What has caused this irreparable damage to the profile and platform given to Gaelic Games?
Why, it must be the split season!
Donal Óg Cusack’s annual trips to the newsagents on the morning of the All-Ireland hurling finals have not brought dividends that would please him.
This year’s decider between four-in-a-row chasing Limerick and eternal contenders Kilkenny didn’t score highly on the novelty meter.
Played in the middle of July on the same weekend as the British Open, it sold out the 82,300 capacity of Croke Park and attracted a television audience of just under one million people.
The figures for the football final between Dublin and Kerry, also in July, were almost identical.
The overall audience peaked that day at 1.1m, compared to 1.125m for the hurling.
July All-Ireland finals will come to be even greater sporting events than their September predecessors if the Irish climate would ever do the decent thing and behave.
This idea that we’re losing out in terms of promotion because the season has finally been condensed into the length of time it actually takes to complete it without having teams sitting about for six weeks without a game is nonsense.

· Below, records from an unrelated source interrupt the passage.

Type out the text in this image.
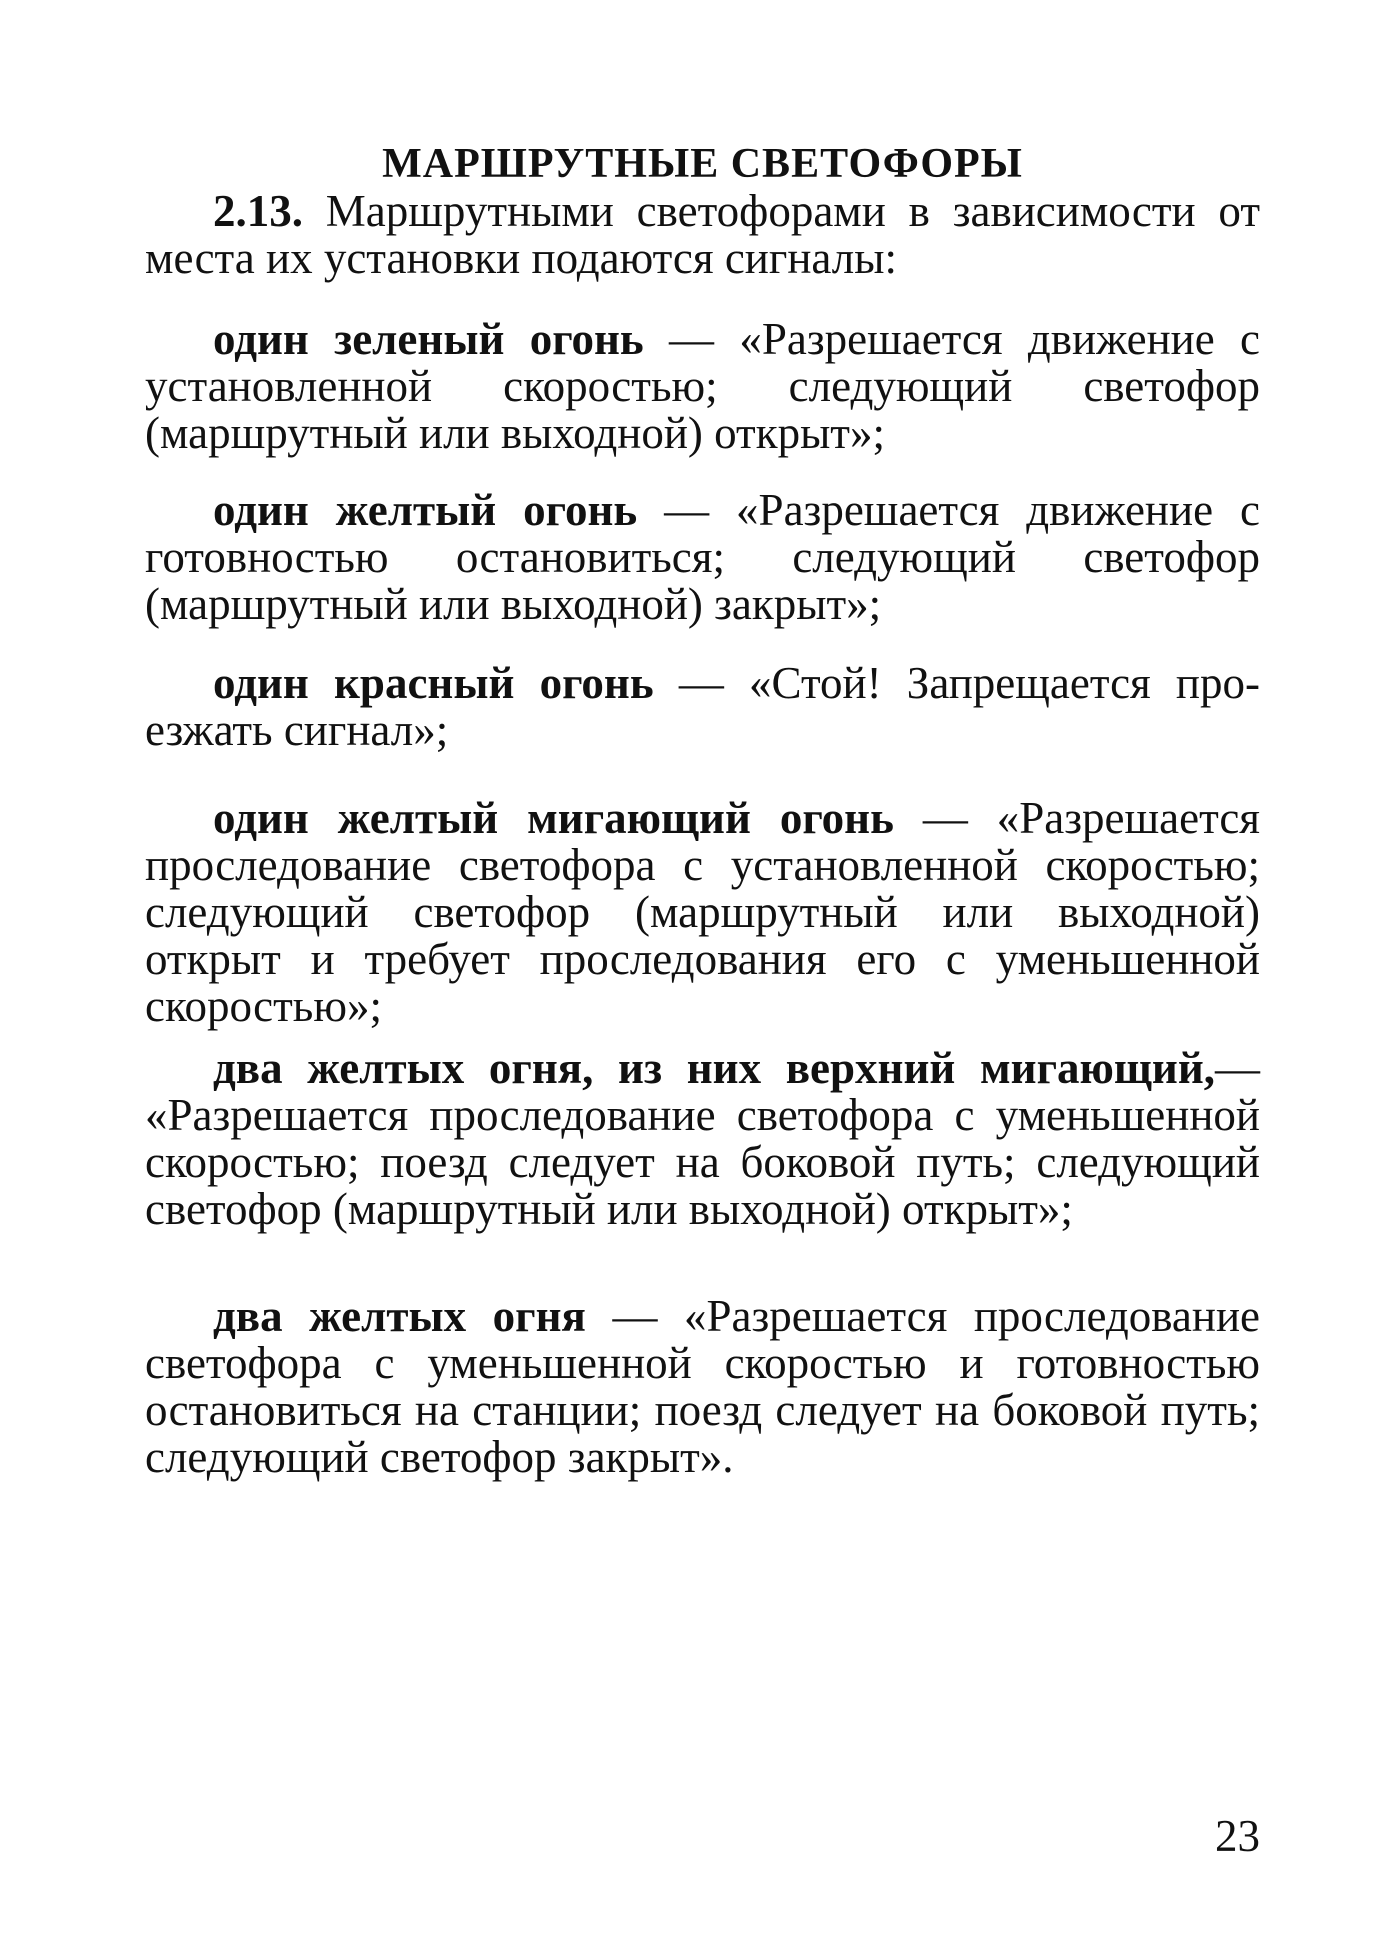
МАРШРУТНЫЕ СВЕТОФОРЫ

2.13. Маршрутными светофорами в зависимости от места их установки подаются сигналы:

один зеленый огонь — «Разрешается движение с установленной скоростью; следующий светофор (маршрутный или выходной) открыт»;

один желтый огонь — «Разрешается движение с готовностью остановиться; следующий светофор (маршрутный или выходной) закрыт»;

один красный огонь — «Стой! Запрещается проезжать сигнал»;

один желтый мигающий огонь — «Разрешается проследование светофора с установленной скоростью; следующий светофор (маршрутный или выходной) открыт и требует проследования его с уменьшенной скоростью»;

два желтых огня, из них верхний мигающий,— «Разрешается проследование светофора с уменьшенной скоростью; поезд следует на боковой путь; следующий светофор (маршрутный или выходной) открыт»;

два желтых огня — «Разрешается проследование светофора с уменьшенной скоростью и готовностью остановиться на станции; поезд следует на боковой путь; следующий светофор закрыт».

23
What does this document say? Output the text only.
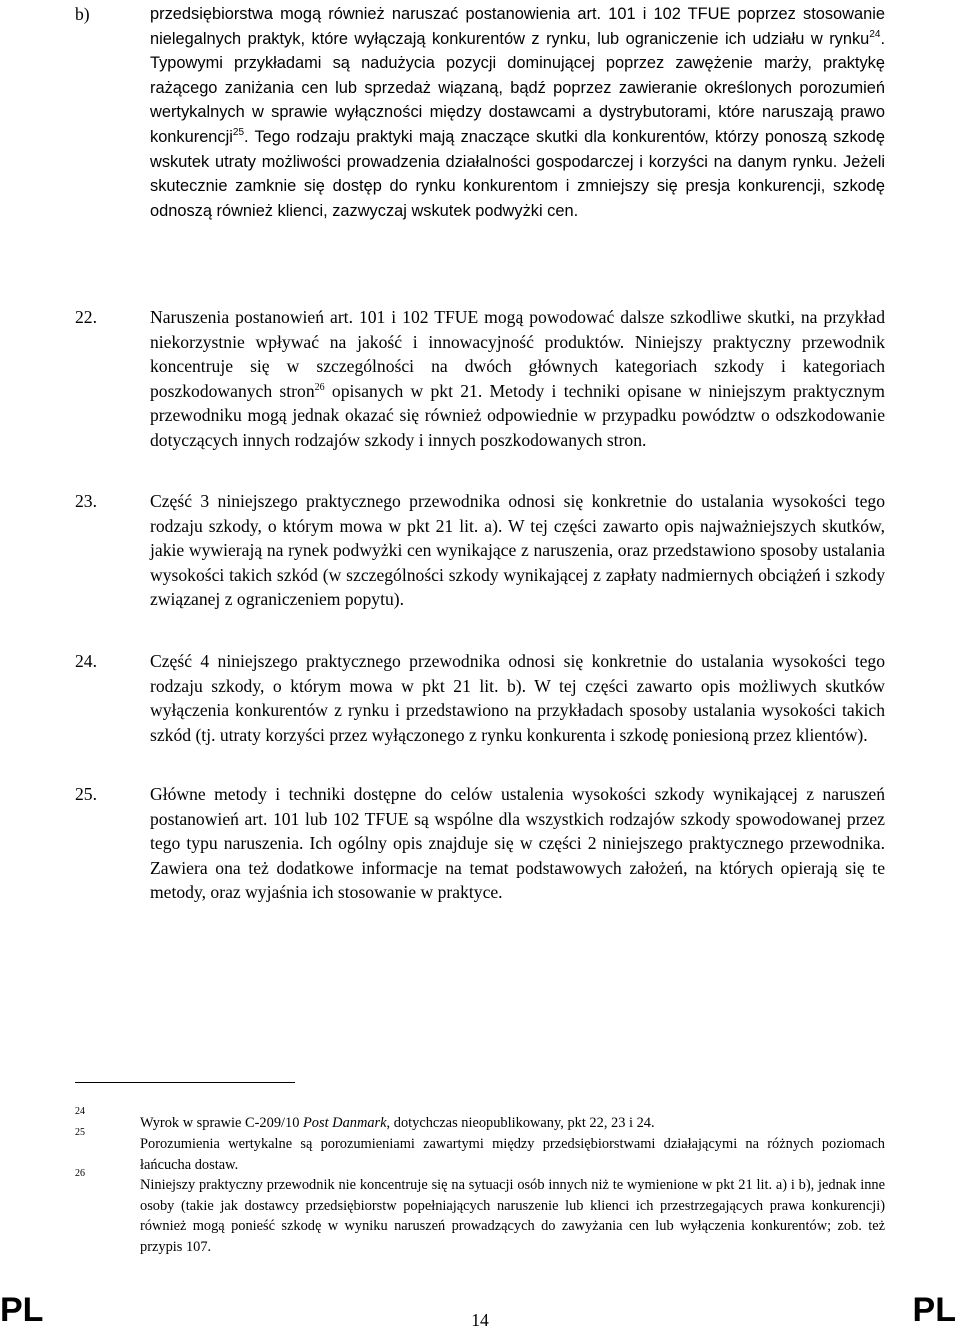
b)	przedsiębiorstwa mogą również naruszać postanowienia art. 101 i 102 TFUE poprzez stosowanie nielegalnych praktyk, które wyłączają konkurentów z rynku, lub ograniczenie ich udziału w rynku$^{24}$. Typowymi przykładami są nadużycia pozycji dominującej poprzez zawężenie marży, praktykę rażącego zaniżania cen lub sprzedaż wiązaną, bądź poprzez zawieranie określonych porozumień wertykalnych w sprawie wyłączności między dostawcami a dystrybutorami, które naruszają prawo konkurencji$^{25}$. Tego rodzaju praktyki mają znaczące skutki dla konkurentów, którzy ponoszą szkodę wskutek utraty możliwości prowadzenia działalności gospodarczej i korzyści na danym rynku. Jeżeli skutecznie zamknie się dostęp do rynku konkurentom i zmniejszy się presja konkurencji, szkodę odnoszą również klienci, zazwyczaj wskutek podwyżki cen.
22.	Naruszenia postanowień art. 101 i 102 TFUE mogą powodować dalsze szkodliwe skutki, na przykład niekorzystnie wpływać na jakość i innowacyjność produktów. Niniejszy praktyczny przewodnik koncentruje się w szczególności na dwóch głównych kategoriach szkody i kategoriach poszkodowanych stron$^{26}$ opisanych w pkt 21. Metody i techniki opisane w niniejszym praktycznym przewodniku mogą jednak okazać się również odpowiednie w przypadku powództw o odszkodowanie dotyczących innych rodzajów szkody i innych poszkodowanych stron.
23.	Część 3 niniejszego praktycznego przewodnika odnosi się konkretnie do ustalania wysokości tego rodzaju szkody, o którym mowa w pkt 21 lit. a). W tej części zawarto opis najważniejszych skutków, jakie wywierają na rynek podwyżki cen wynikające z naruszenia, oraz przedstawiono sposoby ustalania wysokości takich szkód (w szczególności szkody wynikającej z zapłaty nadmiernych obciążeń i szkody związanej z ograniczeniem popytu).
24.	Część 4 niniejszego praktycznego przewodnika odnosi się konkretnie do ustalania wysokości tego rodzaju szkody, o którym mowa w pkt 21 lit. b). W tej części zawarto opis możliwych skutków wyłączenia konkurentów z rynku i przedstawiono na przykładach sposoby ustalania wysokości takich szkód (tj. utraty korzyści przez wyłączonego z rynku konkurenta i szkodę poniesioną przez klientów).
25.	Główne metody i techniki dostępne do celów ustalenia wysokości szkody wynikającej z naruszeń postanowień art. 101 lub 102 TFUE są wspólne dla wszystkich rodzajów szkody spowodowanej przez tego typu naruszenia. Ich ogólny opis znajduje się w części 2 niniejszego praktycznego przewodnika. Zawiera ona też dodatkowe informacje na temat podstawowych założeń, na których opierają się te metody, oraz wyjaśnia ich stosowanie w praktyce.
24
Wyrok w sprawie C-209/10 Post Danmark, dotychczas nieopublikowany, pkt 22, 23 i 24.
25
Porozumienia wertykalne są porozumieniami zawartymi między przedsiębiorstwami działającymi na różnych poziomach łańcucha dostaw.
26
Niniejszy praktyczny przewodnik nie koncentruje się na sytuacji osób innych niż te wymienione w pkt 21 lit. a) i b), jednak inne osoby (takie jak dostawcy przedsiębiorstw popełniających naruszenie lub klienci ich przestrzegających prawa konkurencji) również mogą ponieść szkodę w wyniku naruszeń prowadzących do zawyżania cen lub wyłączenia konkurentów; zob. też przypis 107.
PL	14	PL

What difference would it actually make to the promotion of the games?
Barring actually taking almost the entire championship season back out of school term time, very little.
Players are largely hidden from public view anyway barring an open training session that happens now as it did then.
If the All-Ireland football final was on its traditional September date this year, it would have been the day after Ireland’s win over South Africa in the Rugby World Cup.
Nothing about how the two events were covered by the national media would change as a result of sharing a weekend.
Where else would you get people complaining that the games aren’t being covered properly because there are too many games?
If the GAA is struggling promotionally, it has very little to do with the split season.
The whole push against July All-Ireland finals on the basis that the GAA are losing out in the battle for hearts and minds over the head of the extra few weeks is a proper red herring.
This idea that the club scene doesn’t engage people has grown big, long legs.
If you could ever add up the number of people playing in or watching adult championship games across senior, intermediate, junior, hurling, ladies’ football, camogie and throw in increased TV audiences since RTÉ joined in…
You’re talking hundreds of thousands, every weekend for months on end.
Inter-county players that have spoken publically about it have been overwhelmingly in support of the split.
Club players might still be more tentative in their approval but that’s down to county boards not getting their side of it right yet, and memory loss in terms of what it was like before this change came about.
There won’t have been a club player in Ireland that had to change their holidays this year because their championship game was moved due to the county team lasting longer than they were meant to.
Certainty is the key. It allows them to have this strange thing called a life.
After seeing the colour in Cusack Park on Sunday, could anyone seriously argue that the only thing inspiring young footballers in Coralstown and Kinnegad is how Westmeath do in the summer?
The number of young people that will remember that day forever is often a direct relation of how many continue their involvement into adulthood.
A vibrant club scene is far more important to the GAA than September All-Ireland finals.
Ladders are on standby in towns and villages around Ireland to put the blue-and-white or the red-and-black or the green-and-gold up on every lamppost.
Those colours are what will light up the GAA’s sky in winter.
There’s no reason to shut the clubs back out in the dark.